16. Rodiston agreed to loan Mr Canik (personally) US$ 2,000,000 (“the Second Loan”) : see clauses 1.1.
Interest would be payable on the Second Loan at the rate of 8% per annum: see clause 2.2.
The Second Loan and interest would be repaid by Mr Canik in six tranches over the period 30 th June 2013 to 31 st December 2015: see clause 2.1 and Addendum 1.
Vertia and Miral agreed (jointly and severally) to guarantee Mr Canik’s obligations to Rodiston under the Second Loan Agreement: see clause 6.1.1.
The Agreement would be governed by English law and subject to the jurisdiction of the English Court: see clause 9.
17. The Second Loan (US$ 2 million) was duly paid by Rodiston to Vertia by swift transfer on 19 th February 2013.
18. Rodiston agreed to loan Mr Canik (personally) up to US$ 1,000,000 (“ the Third Loan ”: see clause 1.1.
Interest would be payable on the Second Loan at the rate of 15% per annum and in advance, making the sum of US$ 850,000 payable by Rodiston to Mr Canik: see clauses 1.2 and 2.1.
The Second Loan and interest (i.e. a total sum of US$ 1 million) would be repaid on or before 18 th August 2014: see clause 2.1.
Vertia and Miral agreed (jointly and severally) to guarantee Mr Canik’s obligations to Rodiston under the Third Loan Agreement: see clause 6.1.1.
The Agreement would be governed by English law and subject to the jurisdiction of the English Court: see clause 9.
19. The net sum of the Third Loan in the sum of US$ 850,000 was duly paid by Rodiston to Vertia by swift transfer on 26 th August 2013.
20. The Claim
21. Under the June 2012 Loan Agreement the principal debt in the amount of US$ 12,450,000, together with interest in the amount of US$ 13,289,103.28;
Under the February 2013 Loan Agreement the principal debt in the amount of US$ 2,000,000, together with interest in the amount of US$ 2,106,271.04;
Under the August 2013 Loan Agreement, the principal debt in the amount of US$ 850,000, together with interest in the amount of US$ 1,590,238.69.

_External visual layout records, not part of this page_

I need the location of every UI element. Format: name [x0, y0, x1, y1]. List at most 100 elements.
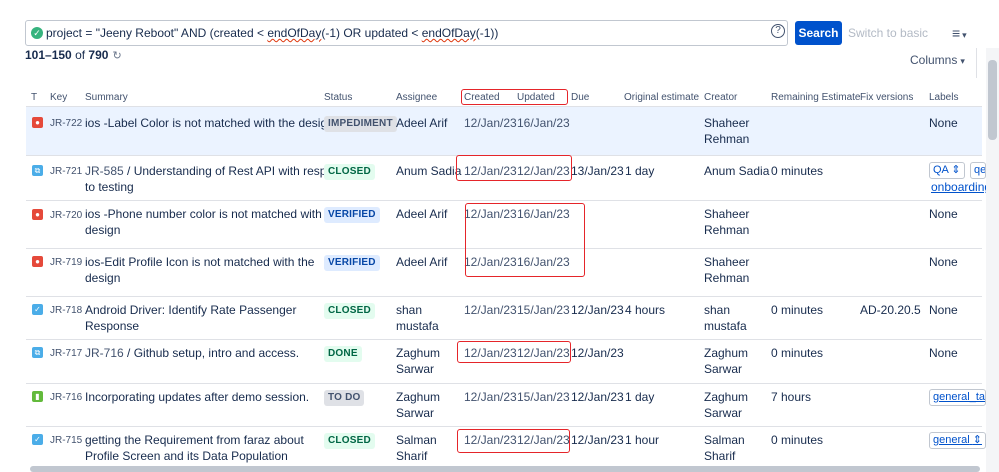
- bug-icon: ●: [32, 209, 43, 220]
- summary-line: ios-Edit Profile Icon is not matched wit…: [85, 255, 315, 269]
- status-badge: DONE: [324, 346, 362, 362]
- subtask-icon: ⧉: [32, 347, 43, 358]
- status-badge: IMPEDIMENT: [324, 116, 397, 132]
- subtask-icon: ⧉: [32, 165, 43, 176]
- assignee-line: Adeel Arif: [396, 255, 448, 269]
- col-header-fix-versions[interactable]: Fix versions: [860, 92, 913, 103]
- updated-date: 12/Jan/23: [517, 433, 570, 447]
- creator-cell: Shaheer Rehman: [704, 206, 749, 238]
- issue-key-link[interactable]: JR-722: [50, 116, 82, 132]
- fix-version[interactable]: AD-20.20.5: [860, 302, 921, 318]
- creator-line: Anum Sadia: [704, 164, 770, 178]
- issue-key-link[interactable]: JR-716: [50, 390, 82, 406]
- valid-query-check-icon: ✓: [31, 27, 43, 39]
- issue-key-link[interactable]: JR-718: [50, 303, 82, 319]
- creator-cell: shan mustafa: [704, 302, 747, 334]
- issue-key-link[interactable]: JR-721: [50, 164, 82, 180]
- updated-date: 12/Jan/23: [517, 346, 570, 360]
- creator-line: Shaheer: [704, 207, 750, 221]
- columns-button[interactable]: Columns ▾: [910, 53, 965, 67]
- col-header-labels[interactable]: Labels: [929, 92, 958, 103]
- label-chip[interactable]: qe: [970, 162, 986, 179]
- assignee-cell: Adeel Arif: [396, 206, 447, 222]
- search-button[interactable]: Search: [795, 21, 842, 45]
- summary-line: to testing: [85, 180, 134, 194]
- issue-summary-link[interactable]: JR-585 / Understanding of Rest API with …: [85, 163, 342, 195]
- creator-line: Rehman: [704, 132, 750, 146]
- label-link[interactable]: onboarding: [931, 179, 986, 195]
- horizontal-scrollbar[interactable]: [30, 466, 980, 472]
- issue-summary-link[interactable]: Incorporating updates after demo session…: [85, 389, 309, 405]
- issue-key-link[interactable]: JR-717: [50, 346, 82, 362]
- col-header-updated[interactable]: Updated: [517, 92, 555, 103]
- assignee-cell: Adeel Arif: [396, 254, 447, 270]
- assignee-cell: Salman Sharif: [396, 432, 437, 464]
- due-date: 12/Jan/23: [571, 346, 624, 360]
- issue-summary-link[interactable]: getting the Requirement from faraz about…: [85, 432, 304, 464]
- summary-line: Incorporating updates after demo session…: [85, 390, 310, 404]
- col-header-type[interactable]: T: [31, 92, 37, 103]
- columns-label: Columns: [910, 53, 958, 67]
- col-header-remaining-estimate[interactable]: Remaining Estimate: [771, 92, 860, 103]
- status-badge: CLOSED: [324, 433, 375, 449]
- assignee-line: Adeel Arif: [396, 116, 448, 130]
- labels-none: None: [929, 116, 958, 130]
- jql-query-input[interactable]: ✓ project = "Jeeny Reboot" AND (created …: [25, 20, 788, 46]
- summary-line: Android Driver: Identify Rate Passenger: [85, 303, 297, 317]
- col-header-due[interactable]: Due: [571, 92, 589, 103]
- help-icon[interactable]: ?: [771, 24, 785, 38]
- summary-line: design: [85, 223, 121, 237]
- updated-date: 16/Jan/23: [517, 116, 570, 130]
- col-header-summary[interactable]: Summary: [85, 92, 128, 103]
- label-chip[interactable]: QA ⇕: [929, 162, 965, 179]
- jql-query-text: project = "Jeeny Reboot" AND (created < …: [46, 26, 498, 40]
- updated-date: 16/Jan/23: [517, 207, 570, 221]
- col-header-status[interactable]: Status: [324, 92, 352, 103]
- switch-to-basic-link[interactable]: Switch to basic: [848, 26, 928, 40]
- view-menu-icon[interactable]: ≡ ▾: [952, 25, 967, 41]
- issue-key-link[interactable]: JR-720: [50, 208, 82, 224]
- label-chip[interactable]: general_tas: [929, 389, 986, 406]
- creator-cell: Shaheer Rehman: [704, 254, 749, 286]
- labels-none: None: [929, 346, 958, 360]
- issue-summary-link[interactable]: Android Driver: Identify Rate Passenger R…: [85, 302, 296, 334]
- original-estimate: 4 hours: [625, 303, 666, 317]
- updated-date: 15/Jan/23: [517, 390, 570, 404]
- creator-line: Shaheer: [704, 255, 750, 269]
- label-text: general: [933, 434, 970, 446]
- issue-summary-link[interactable]: JR-716 / Github setup, intro and access.: [85, 345, 299, 361]
- result-of-label: of: [75, 48, 86, 62]
- remaining-estimate: 0 minutes: [771, 433, 824, 447]
- assignee-line: Zaghum: [396, 346, 441, 360]
- col-header-creator[interactable]: Creator: [704, 92, 737, 103]
- summary-line: Profile Screen and its Data Population: [85, 449, 288, 463]
- label-chip[interactable]: general ⇕: [929, 432, 986, 449]
- issue-summary-link[interactable]: ios -Label Color is not matched with the…: [85, 115, 334, 131]
- vertical-scrollbar-thumb[interactable]: [988, 60, 997, 140]
- parent-key-link[interactable]: JR-585: [85, 164, 124, 178]
- jql-function-end-of-day: endOfDay: [421, 26, 476, 40]
- issue-summary-link[interactable]: ios -Phone number color is not matched w…: [85, 206, 322, 238]
- creator-cell: Shaheer Rehman: [704, 115, 749, 147]
- assignee-cell: shan mustafa: [396, 302, 439, 334]
- col-header-created[interactable]: Created: [464, 92, 500, 103]
- assignee-line: Zaghum: [396, 390, 441, 404]
- due-date: 13/Jan/23: [571, 164, 624, 178]
- assignee-cell: Zaghum Sarwar: [396, 345, 440, 377]
- result-count: 101–150 of 790 ↻: [25, 48, 122, 62]
- creator-cell: Salman Sharif: [704, 432, 745, 464]
- refresh-icon[interactable]: ↻: [112, 50, 121, 62]
- labels-none: None: [929, 303, 958, 317]
- col-header-key[interactable]: Key: [50, 92, 67, 103]
- issue-summary-link[interactable]: ios-Edit Profile Icon is not matched wit…: [85, 254, 314, 286]
- issue-key-link[interactable]: JR-715: [50, 433, 82, 449]
- col-header-assignee[interactable]: Assignee: [396, 92, 437, 103]
- due-date: 12/Jan/23: [571, 390, 624, 404]
- status-badge: VERIFIED: [324, 207, 380, 223]
- issue-key-link[interactable]: JR-719: [50, 255, 82, 271]
- col-header-original-estimate[interactable]: Original estimate: [624, 92, 699, 103]
- divider: [976, 48, 977, 78]
- parent-key-link[interactable]: JR-716: [85, 346, 124, 360]
- assignee-line: Salman: [396, 433, 437, 447]
- creator-line: Shaheer: [704, 116, 750, 130]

The position of the Defendants
22. Mr Canik has not participated in these proceedings. He has filed neither an acknowledgment nor a defence.
23. Mr Canik abused his position as Miral’s Chairman in entering the Loan Agreements on its behalf; and
The Loans were transferred from Turkey to bank accounts in the Seychelles belonging to a Mr Vladimir Faerovich said to be one of Rodiston’s owners) or his family without authority.
The “Defence” further asserted that the court has no jurisdiction over Rodiston’s claims on forum conveniens grounds and that Miral will submit its defences and counterclaims once this point had been determined.
Rodiston’s response to Miral’s arguments
24. As far as jurisdiction is concerned, Miral indicated in its acknowledgment of service that it intends to defend Rodiston’s claims. Rodiston submitted that this amounted to a submission to the Court’s jurisdiction. In any event, it has taken no steps subsequently to issue an application under CPR r.11(1) contesting jurisdiction and it is, plainly, well out of time to do so. Further, any attempt to challenge the court’s jurisdiction would be hopeless because all the Loan Agreements contain an English Jurisdiction Clause, as I have set out above. I agree with all of Rodiston’s submissions. Any challenge to the jurisdiction of this Court was hopeless and bound to fail.
25. If Mr Canik had in fact abused his position as Miral’s Chairman in entering into the Loan Agreements, then that would be a corporate issue between Miral and Mr Canik. It did not and does not affect Miral’s obligations and liabilities to Mr Canik under the Loan Agreements.
I am satisfied from the evidence of Mr Faerovich that none of the loans were transferred to Mr Faerovich or to his family and that Mr Faerovich was not, and has never been, the owner (or a part owner) of Rodiston.